Como quien intenta ahora registrar la trascendencia, la magnitud de lo cotidiano, de lo aparentemente intrascendente, como quien trata de hacer una descripción  activa de todo lo que estuvo a punto de extraviar o perder, Bejarano se ha sumergido en un nuevo grupo de obras, titulada Viaje al paraíso. La peculiaridad de esta serie pictórica, que Bejarano necesita con urgencia poner a confrontación, se establece a partir de dos tendencias esenciales. La primera de ellas es aquella que precipita el intercambio, la mezcla de casi todos los procedimientos técnicos y alternativas iconográficas concebidas a lo largo de su carrera, incluyendo la acción moderadora de los artificios gráficos. Más que un ejercicio de búsqueda, de experimentación, como los que habíamos visto con anterioridad en sus obras, detectamos un interés de inventario valorativo y reubicación.  
La segunda tendencia tipificadora de la serie es aquella que viabiliza la convergencia entre el trance místico y el erótico. Una relación que, aunque había tenido un amplio abordaje en otros momentos anteriores de su quehacer artístico, se representaba sin embargo de una manera más disimulada, distendida. Se siente mucho más enfática ahora la beatificación simbólica del acontecimiento erótico y sus alternativas de incitación, una voluntad que inmiscuye como nunca la relación reverencial del autor con la figura femenina. Hay obras en las que las mujeres, convertidas en ángeles, exageran los gestos y rasgos físicos de su sensualidad hasta el límite de lo grotesco, trastocando las bases de su condicionalidad (me refiero a Yerbas en el camino y Desangelización), y otras en las que las imágenes femeninas muestran sus atractivos, el ardid de sus tentaciones, de manera obvia, elocuente (Paisaje en el camino, Remeras). Podríamos pensar que se reproducen o recrean en algunos cuadros modelos cercanos o conocidos por el artista.

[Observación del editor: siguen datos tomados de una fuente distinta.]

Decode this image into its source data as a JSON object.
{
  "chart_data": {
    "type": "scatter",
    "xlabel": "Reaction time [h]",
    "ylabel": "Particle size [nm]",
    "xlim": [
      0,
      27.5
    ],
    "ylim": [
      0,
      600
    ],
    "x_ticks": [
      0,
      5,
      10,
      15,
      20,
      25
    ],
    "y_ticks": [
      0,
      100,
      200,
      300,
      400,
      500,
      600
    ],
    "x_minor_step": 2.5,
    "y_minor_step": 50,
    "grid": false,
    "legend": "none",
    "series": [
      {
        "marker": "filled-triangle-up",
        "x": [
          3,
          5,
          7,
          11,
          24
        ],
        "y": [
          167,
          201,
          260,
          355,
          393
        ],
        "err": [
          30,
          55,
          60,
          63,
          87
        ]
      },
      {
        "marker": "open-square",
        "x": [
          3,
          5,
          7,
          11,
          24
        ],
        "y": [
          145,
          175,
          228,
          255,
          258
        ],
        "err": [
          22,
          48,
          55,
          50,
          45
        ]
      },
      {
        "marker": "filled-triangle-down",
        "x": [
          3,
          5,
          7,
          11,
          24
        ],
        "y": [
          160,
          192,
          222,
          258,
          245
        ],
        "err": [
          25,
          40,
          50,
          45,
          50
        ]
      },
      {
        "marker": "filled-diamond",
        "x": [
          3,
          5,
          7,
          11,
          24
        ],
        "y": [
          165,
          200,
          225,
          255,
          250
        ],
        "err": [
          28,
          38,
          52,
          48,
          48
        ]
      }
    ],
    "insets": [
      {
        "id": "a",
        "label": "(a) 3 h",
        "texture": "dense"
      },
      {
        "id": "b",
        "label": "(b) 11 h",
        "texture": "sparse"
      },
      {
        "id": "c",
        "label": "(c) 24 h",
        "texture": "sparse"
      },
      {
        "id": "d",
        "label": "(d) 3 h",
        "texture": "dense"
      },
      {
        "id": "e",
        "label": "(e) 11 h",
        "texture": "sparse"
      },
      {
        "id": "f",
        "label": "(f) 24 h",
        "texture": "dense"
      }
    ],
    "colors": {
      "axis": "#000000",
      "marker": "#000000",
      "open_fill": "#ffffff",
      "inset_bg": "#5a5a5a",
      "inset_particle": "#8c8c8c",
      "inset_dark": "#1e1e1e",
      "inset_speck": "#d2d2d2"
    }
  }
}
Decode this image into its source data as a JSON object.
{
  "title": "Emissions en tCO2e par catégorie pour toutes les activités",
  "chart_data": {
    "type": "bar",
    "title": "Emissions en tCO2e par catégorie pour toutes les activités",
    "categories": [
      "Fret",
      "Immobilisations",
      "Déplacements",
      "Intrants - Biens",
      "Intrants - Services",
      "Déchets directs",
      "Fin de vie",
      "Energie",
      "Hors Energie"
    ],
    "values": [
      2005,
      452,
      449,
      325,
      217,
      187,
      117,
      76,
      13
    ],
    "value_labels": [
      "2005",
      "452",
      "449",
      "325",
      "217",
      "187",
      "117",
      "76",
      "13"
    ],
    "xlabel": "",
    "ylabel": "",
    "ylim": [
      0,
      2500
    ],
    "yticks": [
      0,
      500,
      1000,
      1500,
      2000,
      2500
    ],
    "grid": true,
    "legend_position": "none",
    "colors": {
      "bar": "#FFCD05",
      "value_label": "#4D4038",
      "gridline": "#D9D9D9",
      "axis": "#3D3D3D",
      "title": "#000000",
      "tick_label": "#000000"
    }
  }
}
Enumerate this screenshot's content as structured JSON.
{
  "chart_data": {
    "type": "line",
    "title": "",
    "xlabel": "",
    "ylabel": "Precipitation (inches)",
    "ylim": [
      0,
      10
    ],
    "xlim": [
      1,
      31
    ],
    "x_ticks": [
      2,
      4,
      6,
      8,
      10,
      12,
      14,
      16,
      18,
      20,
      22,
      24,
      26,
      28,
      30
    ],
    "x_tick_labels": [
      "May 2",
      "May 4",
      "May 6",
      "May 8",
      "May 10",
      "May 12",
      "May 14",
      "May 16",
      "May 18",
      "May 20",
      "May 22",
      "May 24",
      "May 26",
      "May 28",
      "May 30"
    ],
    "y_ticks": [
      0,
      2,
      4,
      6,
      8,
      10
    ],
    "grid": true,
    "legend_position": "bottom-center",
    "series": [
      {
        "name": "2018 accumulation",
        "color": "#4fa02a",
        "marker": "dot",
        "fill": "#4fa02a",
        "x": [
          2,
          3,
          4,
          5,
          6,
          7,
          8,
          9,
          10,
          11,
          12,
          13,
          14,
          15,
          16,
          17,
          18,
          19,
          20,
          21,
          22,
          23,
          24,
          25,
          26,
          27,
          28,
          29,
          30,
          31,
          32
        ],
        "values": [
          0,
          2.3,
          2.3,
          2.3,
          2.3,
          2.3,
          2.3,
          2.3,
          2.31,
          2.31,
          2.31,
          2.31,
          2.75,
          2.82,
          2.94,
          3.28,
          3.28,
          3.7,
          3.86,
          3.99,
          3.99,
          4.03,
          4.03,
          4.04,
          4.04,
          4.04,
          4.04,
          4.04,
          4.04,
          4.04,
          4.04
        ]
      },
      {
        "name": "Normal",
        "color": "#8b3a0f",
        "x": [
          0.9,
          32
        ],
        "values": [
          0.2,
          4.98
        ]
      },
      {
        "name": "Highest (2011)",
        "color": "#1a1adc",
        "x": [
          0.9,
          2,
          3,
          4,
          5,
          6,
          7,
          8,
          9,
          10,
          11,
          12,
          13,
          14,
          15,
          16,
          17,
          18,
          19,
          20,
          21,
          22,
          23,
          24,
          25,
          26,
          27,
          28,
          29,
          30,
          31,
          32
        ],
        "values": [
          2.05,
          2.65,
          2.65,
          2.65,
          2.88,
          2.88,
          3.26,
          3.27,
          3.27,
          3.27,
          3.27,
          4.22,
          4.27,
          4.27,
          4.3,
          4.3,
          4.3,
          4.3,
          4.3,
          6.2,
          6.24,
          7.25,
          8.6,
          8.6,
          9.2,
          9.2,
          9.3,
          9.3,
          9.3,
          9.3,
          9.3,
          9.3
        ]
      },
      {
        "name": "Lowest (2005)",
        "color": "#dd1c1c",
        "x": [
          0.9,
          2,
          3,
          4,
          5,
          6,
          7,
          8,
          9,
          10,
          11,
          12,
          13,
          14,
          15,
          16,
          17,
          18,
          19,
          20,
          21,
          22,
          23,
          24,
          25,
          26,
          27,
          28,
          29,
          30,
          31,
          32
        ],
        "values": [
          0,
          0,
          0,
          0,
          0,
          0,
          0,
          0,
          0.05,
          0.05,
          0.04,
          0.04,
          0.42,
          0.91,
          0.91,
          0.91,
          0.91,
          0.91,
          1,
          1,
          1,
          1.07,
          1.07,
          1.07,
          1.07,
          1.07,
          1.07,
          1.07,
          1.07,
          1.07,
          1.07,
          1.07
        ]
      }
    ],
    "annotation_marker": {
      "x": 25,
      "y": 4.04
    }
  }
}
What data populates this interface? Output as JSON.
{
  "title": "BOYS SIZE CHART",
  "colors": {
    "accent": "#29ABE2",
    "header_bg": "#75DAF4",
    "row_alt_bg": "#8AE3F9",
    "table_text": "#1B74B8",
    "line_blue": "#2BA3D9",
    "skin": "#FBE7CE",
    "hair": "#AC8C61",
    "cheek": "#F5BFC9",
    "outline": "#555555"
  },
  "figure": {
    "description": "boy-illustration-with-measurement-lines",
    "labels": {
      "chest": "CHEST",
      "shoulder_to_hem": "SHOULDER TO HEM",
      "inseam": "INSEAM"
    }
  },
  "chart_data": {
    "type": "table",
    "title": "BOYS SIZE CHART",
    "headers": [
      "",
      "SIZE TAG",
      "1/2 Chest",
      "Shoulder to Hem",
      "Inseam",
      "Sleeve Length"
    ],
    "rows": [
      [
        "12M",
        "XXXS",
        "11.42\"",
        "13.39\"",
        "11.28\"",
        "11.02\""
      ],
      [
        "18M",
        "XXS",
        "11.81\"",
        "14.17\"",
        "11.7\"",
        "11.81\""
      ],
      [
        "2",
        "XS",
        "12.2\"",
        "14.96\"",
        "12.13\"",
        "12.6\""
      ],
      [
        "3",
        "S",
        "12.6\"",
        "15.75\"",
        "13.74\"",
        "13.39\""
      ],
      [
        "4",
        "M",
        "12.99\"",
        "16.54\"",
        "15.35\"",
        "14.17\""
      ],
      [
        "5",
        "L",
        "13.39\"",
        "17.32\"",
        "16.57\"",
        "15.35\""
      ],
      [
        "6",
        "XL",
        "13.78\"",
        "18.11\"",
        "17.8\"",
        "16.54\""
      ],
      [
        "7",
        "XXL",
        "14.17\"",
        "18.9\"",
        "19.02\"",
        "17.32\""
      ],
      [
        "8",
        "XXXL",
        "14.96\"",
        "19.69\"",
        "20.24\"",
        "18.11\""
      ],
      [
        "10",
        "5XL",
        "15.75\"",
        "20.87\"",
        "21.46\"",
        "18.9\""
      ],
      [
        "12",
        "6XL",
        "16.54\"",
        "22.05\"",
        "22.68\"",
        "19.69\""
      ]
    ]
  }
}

La percepción de lo paradisíaco es adoptada entonces desde una perspectiva menos idílica, más terrenal, es representada como un estado permanente de seducción y placer, es imaginada como un espacio privado para la veneración y el refugio. No sería ilógico imaginar -y es algo sobre lo que Bejarano ha de tener plena conciencia- que ese abordaje paradójico, un tanto sedicioso, de la noción de paraíso, aun cuando responda a una interpretación estrictamente personal, podría encontrar determinada resistencia en algunos espectadores, incluso en aquellos que un día le mostraron su incondicionalidad. Ese es uno de los principales dilemas que ha de estar dispuesto a afrontar en la explicitación actual de sus alegorías.   
La frase que da título a las piezas, y que supone una travesía o viaje hacia un estado idílico de bienestar, presupone por si misma una concepción reinventada de oportunidad, de reinserción en el contexto, menos apesadumbrada o dramática de lo que algunos esperaban después del incidente vivido por el artista. Tengo la certeza de que Bejarano experimenta con arrogancia la plenitud de un derecho, de una potestad de creación, que sabe muy bien no todos estarían dispuestos a complicitar. A veces me pregunto si esa persistencia, esa arrogancia, sería compulsada desde el sujeto artístico, intelectual, o desde el espíritu mismo de la práctica creadora, su inercia irrecusable, y si pudiéramos definir con exactitud qué cuota otorgaríamos a ellos de reproche y conmiseración.